I just bought the big bottle of Patron. It looks small. What have I done with my life?
Succeeded.
I woke up this morning to 4 booty call texts. So i am trying to find the sign that says i like to sit on cocks so that i can take it off.
trust me, i wonder where that sign is on a daily basis.
I wish there was a facebook app that filtered my notifications to show only the ones having to do with people who'll fuck me.
I told him to go down on me and when he did he started crying!! I asked him why and he said my vag looked just like his ex girlfriends!!!
Those are some awfully high standards for someone of your weight
Dude I just masturbated laying underneath my Christmas tree. Apparently all I want for Christmas is to get laid.
he was so nervous about his first time.. it was like michael j. fox trying to put on a condom...
I was high enough to think that mac-n-cheese w/ ketchup, tortilla chips w/ ketchup, and milk was a fancy dinner
I had some like war flashbacks of giving someone a handjob and i was trying to figure out who it was.
Just used water from the fish tank for the bong. Thank you fishy.
I had to brake up with him.
In my experience drinking helps.
You dont want to know why?
Not really. I want to drink.
Just ate a chocolate chip cookie upside down. This is what having a degree does for you.
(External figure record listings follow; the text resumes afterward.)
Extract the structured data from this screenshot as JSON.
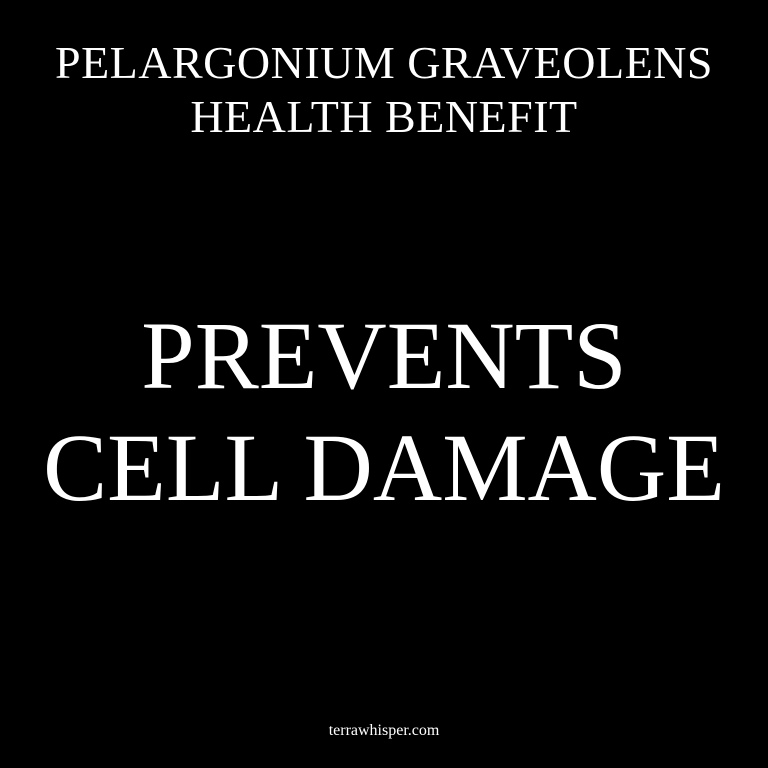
{
  "header": {
    "line1": "PELARGONIUM GRAVEOLENS",
    "line2": "HEALTH BENEFIT"
  },
  "headline": {
    "line1": "PREVENTS",
    "line2": "CELL DAMAGE"
  },
  "footer": {
    "site": "terrawhisper.com"
  },
  "colors": {
    "background": "#000000",
    "text": "#ffffff"
  }
}
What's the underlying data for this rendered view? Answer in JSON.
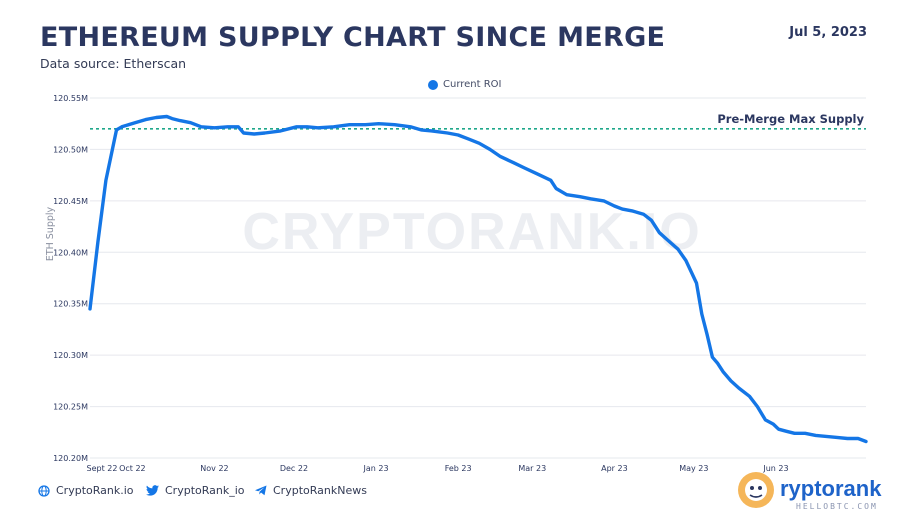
{
  "header": {
    "title": "ETHEREUM SUPPLY CHART SINCE MERGE",
    "subtitle": "Data source: Etherscan",
    "date": "Jul 5, 2023"
  },
  "watermark": "CRYPTORANK.IO",
  "footer": {
    "site": "CryptoRank.io",
    "twitter": "CryptoRank_io",
    "telegram": "CryptoRankNews",
    "logo_text": "ryptorank",
    "logo_subtext": "HELLOBTC.COM"
  },
  "colors": {
    "line": "#1476e6",
    "reference_line": "#1fa88a",
    "grid": "#e6e8ee",
    "title": "#2b3760"
  },
  "chart_data": {
    "type": "line",
    "title": "ETHEREUM SUPPLY CHART SINCE MERGE",
    "xlabel": "",
    "ylabel": "ETH Supply",
    "ylim": [
      120.2,
      120.55
    ],
    "yticks": [
      120.2,
      120.25,
      120.3,
      120.35,
      120.4,
      120.45,
      120.5,
      120.55
    ],
    "ytick_labels": [
      "120.20M",
      "120.25M",
      "120.30M",
      "120.35M",
      "120.40M",
      "120.45M",
      "120.50M",
      "120.55M"
    ],
    "xticks": [
      "Sept 22",
      "Oct 22",
      "Nov 22",
      "Dec 22",
      "Jan 23",
      "Feb 23",
      "Mar 23",
      "Apr 23",
      "May 23",
      "Jun 23"
    ],
    "grid": true,
    "legend_position": "top-center",
    "reference_line": {
      "label": "Pre-Merge Max Supply",
      "y": 120.52
    },
    "series": [
      {
        "name": "Current ROI",
        "x": [
          "2022-09-15",
          "2022-09-18",
          "2022-09-21",
          "2022-09-25",
          "2022-09-27",
          "2022-10-02",
          "2022-10-06",
          "2022-10-10",
          "2022-10-14",
          "2022-10-16",
          "2022-10-19",
          "2022-10-23",
          "2022-10-27",
          "2022-11-01",
          "2022-11-06",
          "2022-11-10",
          "2022-11-12",
          "2022-11-16",
          "2022-11-20",
          "2022-11-26",
          "2022-12-02",
          "2022-12-06",
          "2022-12-10",
          "2022-12-16",
          "2022-12-22",
          "2022-12-28",
          "2023-01-02",
          "2023-01-08",
          "2023-01-14",
          "2023-01-18",
          "2023-01-22",
          "2023-01-28",
          "2023-02-01",
          "2023-02-05",
          "2023-02-09",
          "2023-02-13",
          "2023-02-17",
          "2023-02-22",
          "2023-02-26",
          "2023-03-03",
          "2023-03-08",
          "2023-03-10",
          "2023-03-14",
          "2023-03-19",
          "2023-03-23",
          "2023-03-28",
          "2023-04-01",
          "2023-04-04",
          "2023-04-08",
          "2023-04-12",
          "2023-04-15",
          "2023-04-18",
          "2023-04-21",
          "2023-04-25",
          "2023-04-28",
          "2023-05-02",
          "2023-05-04",
          "2023-05-06",
          "2023-05-08",
          "2023-05-10",
          "2023-05-12",
          "2023-05-15",
          "2023-05-18",
          "2023-05-22",
          "2023-05-25",
          "2023-05-28",
          "2023-05-31",
          "2023-06-02",
          "2023-06-05",
          "2023-06-08",
          "2023-06-12",
          "2023-06-16",
          "2023-06-20",
          "2023-06-24",
          "2023-06-28",
          "2023-07-02",
          "2023-07-04",
          "2023-07-05"
        ],
        "y": [
          120.345,
          120.41,
          120.47,
          120.519,
          120.522,
          120.526,
          120.529,
          120.531,
          120.532,
          120.53,
          120.528,
          120.526,
          120.522,
          120.521,
          120.522,
          120.522,
          120.516,
          120.515,
          120.516,
          120.518,
          120.522,
          120.522,
          120.521,
          120.522,
          120.524,
          120.524,
          120.525,
          120.524,
          120.522,
          120.519,
          120.518,
          120.516,
          120.514,
          120.51,
          120.506,
          120.5,
          120.493,
          120.487,
          120.482,
          120.476,
          120.47,
          120.462,
          120.456,
          120.454,
          120.452,
          120.45,
          120.445,
          120.442,
          120.44,
          120.437,
          120.431,
          120.419,
          120.412,
          120.403,
          120.392,
          120.37,
          120.34,
          120.32,
          120.298,
          120.292,
          120.284,
          120.275,
          120.268,
          120.26,
          120.25,
          120.237,
          120.233,
          120.228,
          120.226,
          120.224,
          120.224,
          120.222,
          120.221,
          120.22,
          120.219,
          120.219,
          120.217,
          120.216
        ]
      }
    ]
  }
}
It's 2pm, and I just had to pass a guy in the turning lane because he was driving down Main Street in an electric wheelchair pulling a flatbed trailer with 2 of his buddies in it and they were all drunk holding beers.
I had a meltdown and you quoted Puddle of Mudd to me
I just got out of a $280 speeding ticket by acting like The Big Lebowski. Seriously Jeff Bridges is the man.